The Xperia Play's spec's include:
  • 1 GHz Qualcomm® Snapdragon® II processor with Adreno 205 GPU
  • 5-megapixel rear-facing camera
  • VGA front-facing camera for still shots and video chatting
  • Adobe Flash Player
  • Mobile hotspot capability, sharing a 3G connection with up to five Wi-Fi devices.
  • Support for Google Mobile Services, including Google Maps, Gmail, Google Talk and access to the Android Market, which now has more than 200,000 apps.
You can learn more at Sony Ericsson's website.

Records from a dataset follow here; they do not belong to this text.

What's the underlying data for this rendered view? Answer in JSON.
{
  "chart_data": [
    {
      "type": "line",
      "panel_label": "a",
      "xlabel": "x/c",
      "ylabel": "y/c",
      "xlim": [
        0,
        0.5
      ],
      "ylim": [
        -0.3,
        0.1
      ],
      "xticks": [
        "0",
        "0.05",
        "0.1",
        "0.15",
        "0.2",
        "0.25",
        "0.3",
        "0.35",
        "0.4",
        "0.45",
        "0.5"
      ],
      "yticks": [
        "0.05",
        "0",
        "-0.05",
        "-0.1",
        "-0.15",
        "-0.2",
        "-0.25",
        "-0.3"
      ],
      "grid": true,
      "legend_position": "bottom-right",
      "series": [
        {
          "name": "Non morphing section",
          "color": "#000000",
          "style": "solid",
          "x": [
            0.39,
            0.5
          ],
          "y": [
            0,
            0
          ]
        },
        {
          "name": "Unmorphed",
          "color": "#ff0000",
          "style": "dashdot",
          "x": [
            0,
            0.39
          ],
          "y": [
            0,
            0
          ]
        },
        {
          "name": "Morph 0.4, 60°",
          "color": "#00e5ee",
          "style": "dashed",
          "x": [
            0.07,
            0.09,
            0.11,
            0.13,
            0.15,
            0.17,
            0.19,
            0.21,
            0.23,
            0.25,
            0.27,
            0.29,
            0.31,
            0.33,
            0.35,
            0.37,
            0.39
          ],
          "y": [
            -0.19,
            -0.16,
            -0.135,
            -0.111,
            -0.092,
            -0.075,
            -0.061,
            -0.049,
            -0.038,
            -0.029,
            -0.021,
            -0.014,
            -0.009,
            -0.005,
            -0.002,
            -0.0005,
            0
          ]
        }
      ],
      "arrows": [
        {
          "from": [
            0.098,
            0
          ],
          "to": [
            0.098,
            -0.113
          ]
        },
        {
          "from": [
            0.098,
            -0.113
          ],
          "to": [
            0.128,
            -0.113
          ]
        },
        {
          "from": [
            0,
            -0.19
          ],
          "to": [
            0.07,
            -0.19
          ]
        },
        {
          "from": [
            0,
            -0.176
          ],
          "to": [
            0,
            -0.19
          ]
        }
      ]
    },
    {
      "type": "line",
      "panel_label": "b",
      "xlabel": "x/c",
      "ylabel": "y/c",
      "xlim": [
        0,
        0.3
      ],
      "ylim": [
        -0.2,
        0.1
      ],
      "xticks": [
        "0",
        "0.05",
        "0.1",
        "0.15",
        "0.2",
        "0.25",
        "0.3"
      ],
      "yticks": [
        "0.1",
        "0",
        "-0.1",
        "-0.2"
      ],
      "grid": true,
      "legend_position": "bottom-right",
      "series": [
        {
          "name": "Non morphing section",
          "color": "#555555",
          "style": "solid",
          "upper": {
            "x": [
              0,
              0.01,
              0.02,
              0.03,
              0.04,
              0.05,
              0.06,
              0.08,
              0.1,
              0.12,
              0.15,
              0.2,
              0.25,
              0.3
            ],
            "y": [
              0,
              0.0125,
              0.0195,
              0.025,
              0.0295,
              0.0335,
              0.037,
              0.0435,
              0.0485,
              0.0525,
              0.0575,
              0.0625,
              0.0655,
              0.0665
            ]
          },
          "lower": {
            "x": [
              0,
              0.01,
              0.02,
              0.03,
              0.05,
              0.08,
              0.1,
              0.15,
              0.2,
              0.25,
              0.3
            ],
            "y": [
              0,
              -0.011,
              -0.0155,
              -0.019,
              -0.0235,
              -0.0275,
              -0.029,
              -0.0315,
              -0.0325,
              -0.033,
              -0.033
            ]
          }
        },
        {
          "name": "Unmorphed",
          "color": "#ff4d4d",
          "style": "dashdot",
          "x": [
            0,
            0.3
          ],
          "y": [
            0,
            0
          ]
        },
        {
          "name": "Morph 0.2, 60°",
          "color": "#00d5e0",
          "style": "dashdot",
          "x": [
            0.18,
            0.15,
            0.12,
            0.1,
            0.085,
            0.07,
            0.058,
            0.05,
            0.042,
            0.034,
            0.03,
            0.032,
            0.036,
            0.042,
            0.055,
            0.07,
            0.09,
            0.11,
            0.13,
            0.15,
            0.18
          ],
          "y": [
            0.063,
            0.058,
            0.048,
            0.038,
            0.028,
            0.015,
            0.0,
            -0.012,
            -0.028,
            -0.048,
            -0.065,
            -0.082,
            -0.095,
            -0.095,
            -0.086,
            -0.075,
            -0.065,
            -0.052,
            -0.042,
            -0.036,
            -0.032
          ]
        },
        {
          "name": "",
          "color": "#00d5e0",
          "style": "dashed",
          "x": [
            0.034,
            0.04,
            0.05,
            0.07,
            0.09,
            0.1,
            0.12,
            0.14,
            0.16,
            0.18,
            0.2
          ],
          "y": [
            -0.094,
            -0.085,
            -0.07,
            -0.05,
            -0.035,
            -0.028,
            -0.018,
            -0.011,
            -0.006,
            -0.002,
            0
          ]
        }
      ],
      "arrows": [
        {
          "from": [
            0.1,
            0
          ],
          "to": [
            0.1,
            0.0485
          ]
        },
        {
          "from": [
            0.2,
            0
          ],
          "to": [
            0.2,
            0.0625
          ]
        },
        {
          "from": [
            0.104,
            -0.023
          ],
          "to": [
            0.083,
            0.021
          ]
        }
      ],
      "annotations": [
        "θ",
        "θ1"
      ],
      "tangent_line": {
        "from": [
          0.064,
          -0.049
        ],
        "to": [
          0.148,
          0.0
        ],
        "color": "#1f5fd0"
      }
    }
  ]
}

There is some additional good news: Despite the security breach that affected Sony's online PlayStation Network and put it out of commission for almost a month, Sony said recently that the Xperia Play is not affected.

"Sony and Sony Ericsson data reside on different servers," a Sony Ericsson spokesman told Reuters recently. Still, the security breach may hurt the phone's potential sales.

"Sony's PlayStation fiasco will be both an opportunity and a threat for Sony Ericsson's Xperia Play," analyst Neil Mawston of Strategy Analytics told the news service. "It is a threat because a wave of negative headlines is tarnishing the valuable PlayStation brand."